Thursday, 4 December 2008

Miss Demeanor

I brought a lot of things up with R today in therapy - how I feel about men, and my issues around an encounter with Sandy years ago and how it affected me. I only need to bring up C next week and she'll have the full picture of just how screwed up I am. But she didn't seem judgemental, and she asked a lot about how I felt about telling her, which helped me realise it scared me a lot.

I lent some money to C earlier in the week. She was going to bring it back tonight, but she is in Derby after a show. I asked if she wanted to go out for a drink if I met her in Mansfield, and she suggested going out for dinner too, which sounded nice. So I said yes. But she's too tired now, and I worked her down to a takeaway, but then she warns me she has to go to Tesco too. I am then confused on why she asked me about dinner in the first place. I guess she just is tired, so I've asked if she'd like to do it another day instead. She's nutty as she always has been. She called to apologise and explained she was doing three shows a day for 6 days a week. Sounds like hard work, I'm not surprised she's tired.

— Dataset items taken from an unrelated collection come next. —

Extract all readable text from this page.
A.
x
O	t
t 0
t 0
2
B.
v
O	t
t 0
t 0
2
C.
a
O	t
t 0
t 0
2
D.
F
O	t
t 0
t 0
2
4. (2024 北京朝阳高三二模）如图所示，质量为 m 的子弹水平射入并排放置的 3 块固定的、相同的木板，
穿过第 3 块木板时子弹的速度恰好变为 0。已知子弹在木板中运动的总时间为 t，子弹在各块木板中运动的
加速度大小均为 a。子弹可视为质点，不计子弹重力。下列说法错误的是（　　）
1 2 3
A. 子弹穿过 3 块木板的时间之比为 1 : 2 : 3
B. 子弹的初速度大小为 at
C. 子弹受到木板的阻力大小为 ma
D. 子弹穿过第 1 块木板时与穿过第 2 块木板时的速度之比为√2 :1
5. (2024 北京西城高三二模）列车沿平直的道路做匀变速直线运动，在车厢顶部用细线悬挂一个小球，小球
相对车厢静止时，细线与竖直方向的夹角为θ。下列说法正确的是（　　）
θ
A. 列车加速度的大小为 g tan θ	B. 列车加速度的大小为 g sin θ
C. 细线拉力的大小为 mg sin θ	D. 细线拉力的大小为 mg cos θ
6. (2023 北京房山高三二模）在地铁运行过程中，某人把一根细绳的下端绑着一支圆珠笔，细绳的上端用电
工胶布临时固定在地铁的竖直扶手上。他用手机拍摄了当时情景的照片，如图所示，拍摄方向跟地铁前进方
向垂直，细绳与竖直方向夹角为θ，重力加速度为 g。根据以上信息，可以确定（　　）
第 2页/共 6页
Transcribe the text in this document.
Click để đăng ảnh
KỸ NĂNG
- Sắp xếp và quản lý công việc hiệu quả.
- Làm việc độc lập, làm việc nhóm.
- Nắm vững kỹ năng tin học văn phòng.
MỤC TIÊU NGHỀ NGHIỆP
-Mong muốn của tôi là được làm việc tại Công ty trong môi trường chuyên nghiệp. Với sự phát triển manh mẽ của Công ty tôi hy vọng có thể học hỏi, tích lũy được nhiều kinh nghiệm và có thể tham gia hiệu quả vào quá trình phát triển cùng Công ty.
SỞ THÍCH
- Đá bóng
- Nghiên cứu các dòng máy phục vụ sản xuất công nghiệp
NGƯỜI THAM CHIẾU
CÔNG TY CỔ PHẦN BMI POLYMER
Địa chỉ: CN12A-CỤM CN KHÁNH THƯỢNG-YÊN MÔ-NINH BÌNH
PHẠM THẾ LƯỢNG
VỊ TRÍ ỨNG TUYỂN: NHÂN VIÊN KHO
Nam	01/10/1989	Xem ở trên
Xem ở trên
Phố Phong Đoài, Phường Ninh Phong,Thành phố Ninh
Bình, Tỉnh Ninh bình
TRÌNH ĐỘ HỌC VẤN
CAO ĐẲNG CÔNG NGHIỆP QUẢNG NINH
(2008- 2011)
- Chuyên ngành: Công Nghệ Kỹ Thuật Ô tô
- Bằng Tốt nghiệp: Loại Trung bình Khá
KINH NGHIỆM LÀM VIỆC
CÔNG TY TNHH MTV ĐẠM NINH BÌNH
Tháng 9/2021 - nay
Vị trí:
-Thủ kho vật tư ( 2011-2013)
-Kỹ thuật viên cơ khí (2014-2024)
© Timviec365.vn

I met up with B in the pub this afternoon. We did talk about other stuff apart from N for awhile. Then we complained about her for an hour and a half, and shared gossip. At least I don't feel alone in the way I think about her, and the huge amount of anxiety she caused me. B said something about dreading each day, and the new stresses it would bring, which is something I could really relate to. She told me she has got an appointment for therapy though. All I can say is thank god. She really needs this help, and I hope she will be open to examining herself, and her motivation for things. I think she has a histrionic personality, and she has a constant need for attention and approval. It won't be easy, but she can change and move on if she wants to.

...Several hours past without me publishing this. I rearranged with C for Sunday. And then I watched a couple of episodes of the wire, had a couple of glasses of wine, and started thinking about N again. I wish I didn't feel so lonely. It's weird - since I've been apart from her, whenever she's out and I'm not, it's like I'm missing a party I really wanted to be invited to, and everyone's having fun but me...
It's obvious I've still not completely let her go. I think I'll know I have when I start to know who I am again, start to enjoy the things I used to do, and feel capable. I hope that comes soon, I miss feeling like I am coping and doing well with my life. I think I deserve to be happy, I try my best, and I try to be a good person. I deserve to have some happiness.